Mais entre-temps, en plus du soutien de sa famille et de ses amis, il a trouvé l’amour. Si certains joueurs ont démontré des capacités à faire abstraction de l’extra-sportif pour oublier tous leurs soucis une fois sur le court, Kyrgios a toujours été l’opposé. Ses pétages de plombs ont aussi été la partie émergée d’un iceberg caché sous un océan de détresse. "C’est moi à l’Open d’Australie il y a trois ans, a-t-il écrit en légende d’une photo publiée sur son compte Instagram fin février. La plupart diraient que j’ai l’air bien, que je profite de ma vie… J’étais dans une de mes périodes les plus sombres. Si vous regardez de plus près, vous pouvez voir des blessures sur mon bras droit. Des blessures que je me suis infligées."

 

 

"J’avais des pensées suicidaires" - Nick Kyrgios

"J’avais des pensées suicidaires, a-t-il poursuivi. Je n’avais plus envie de sortir de mon lit, encore moins de jouer devant des millions de gens. Je me sentais seul, déprimé, négatif, j’abusais de l’alcool et des drogues, je rejetais ma famille et mes amis. C’était la conséquence du refus de m’ouvrir à mes proches, de leur parler et de me forcer à être petit à petit plus positif. (...) Je suis fier de dire que je me suis transformé et que j’ai un regard complètement différent sur tout. (...) La vie est belle." Sorti des ténèbres, vivant une idylle avec sa dulcinée, le natif de Canberra a vu rejaillir le feu de l’ancien volcan qu’on croyait trop vieux et presque définitivement éteint pour lui.
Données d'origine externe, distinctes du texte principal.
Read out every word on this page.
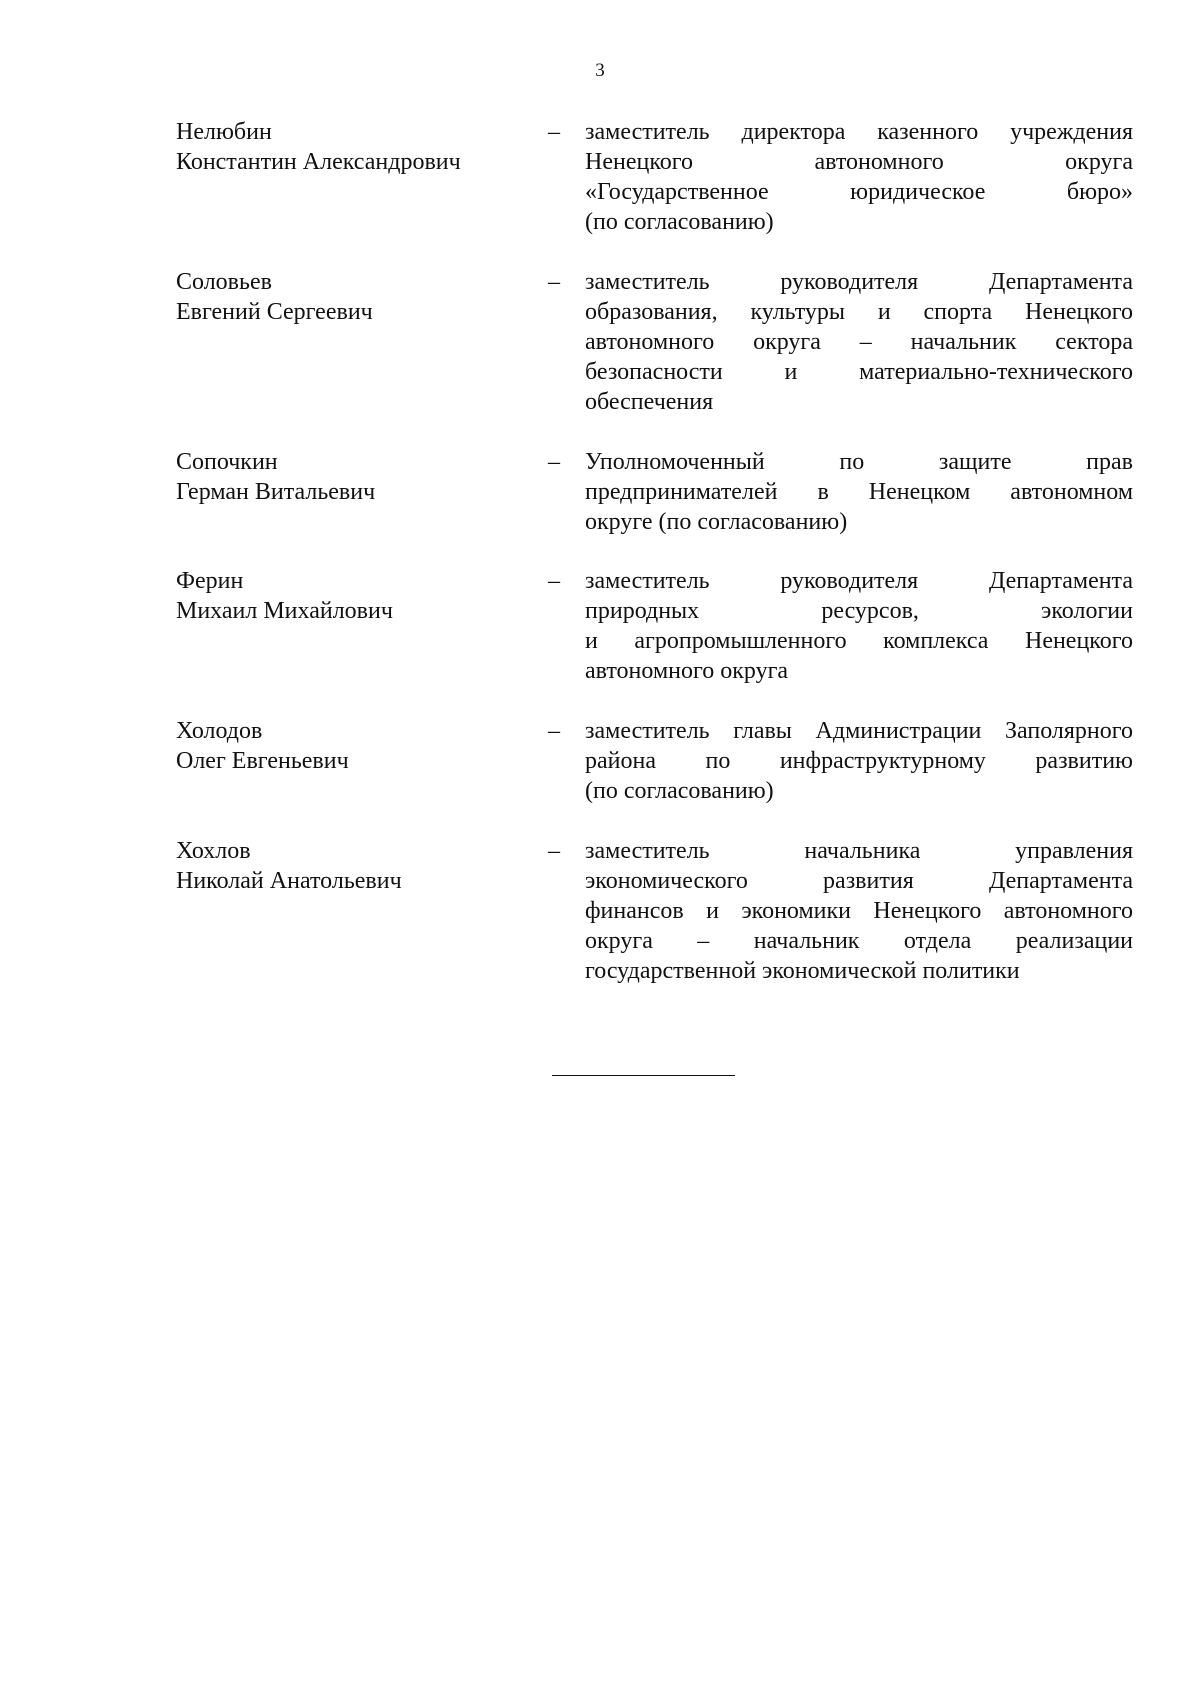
3
Нелюбин
Константин Александрович
–	заместитель директора казенного учреждения
Ненецкого автономного округа
«Государственное юридическое бюро»
(по согласованию)
Соловьев
Евгений Сергеевич
–	заместитель руководителя Департамента
образования, культуры и спорта Ненецкого
автономного округа – начальник сектора
безопасности и материально-технического
обеспечения
Сопочкин
Герман Витальевич
–	Уполномоченный по защите прав
предпринимателей в Ненецком автономном
округе (по согласованию)
Ферин
Михаил Михайлович
–	заместитель руководителя Департамента
природных ресурсов, экологии
и агропромышленного комплекса Ненецкого
автономного округа
Холодов
Олег Евгеньевич
–	заместитель главы Администрации Заполярного
района по инфраструктурному развитию
(по согласованию)
Хохлов
Николай Анатольевич
–	заместитель начальника управления
экономического развития Департамента
финансов и экономики Ненецкого автономного
округа – начальник отдела реализации
государственной экономической политики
Celui de l’ambition, de l’envie de soulever des trophées importants.

"Je me suis préparé pour ce tournoi, je l’ai entouré sur mon calendrier dès le début de l’année, a-t-il révélé lors de l’interview sur le court après sa victoire contre Filip Krajinović au deuxième tour à Londres. Je pense que Wimbledon est ma meilleure chance de gagner un titre du Grand Chelem." Des propos appuyés par de nouvelles déclarations après la finale. "Mon feu intérieur ne m’a jamais quitté depuis le début de la saison. J’ai aussi rencontré des personnes incroyables qui m’ont apporté de la motivation supplémentaire. J’ai trouvé des gens qui me soutiennent, qui aiment être avec moi, veulent me pousser à être quelqu’un de meilleur et un meilleur joueur de tennis, qui me trouvent immensément talentueux et qui pensent que j’ai encore beaucoup à faire dans ce sport."

"Je ne veux pas être cette personne qui joue tellement au tennis qu’elle ne peut profiter des moments en famille" - Nick Kyrgios

De quoi espérer voir le garnement du circuit régaler les amateurs de tennis - aussi bien ses partisans que ceux se plaisant à le détester - tout au long de l’année ? Non. Pas à ce point. "Je voyage entre quatre et cinq mois par an, a rappelé, après sa demi-finale au All England Club, celui qui a pris pour habitude de zapper la saison sur terre battue européenne. J’ai pris le temps de réfléchir, et je ne voyagerai jamais plus que ça. Je ne veux pas sacrifier le temps passé avec ma famille. Je chéris trop ces moments. Je ne veux pas être cette personne qui joue tellement au tennis qu’elle ne peut plus profiter plus de ces moments à la maison. Je veux garder ces périodes cruciales, chez moi, avec mes proches. Mais il me reste encore des tournois à disputer."

Depuis ses premiers pas chez les professionnels, le bonhomme n’a pas caché son affection pour la tournée estivale nord-américaine, ponctuée par l’US Open et ses ambiances électriques. "Je vais aller aux États-Unis, a-t-il affirmé. Après ça, je veux juste avoir du temps pour me poser, me dire que je viens de passer de bons mois, puis recharger les batteries pour repartir." Et, même s’il devait ne plus jouer en simple après Flushing Meadows comme en 2021, il devrait réapparaître en novembre à Turin. Grâce à leur titre à l’Open d’Australie, Nick Kyrgios et Thanasi Kokkinakis sont qualifiés pour le Masters de double. Spécialité dans laquelle les fans du surnommé "Kygs" peuvent donc souhaiter son triomphe en Grand Chelem sans craindre de le voir faire ses adieux.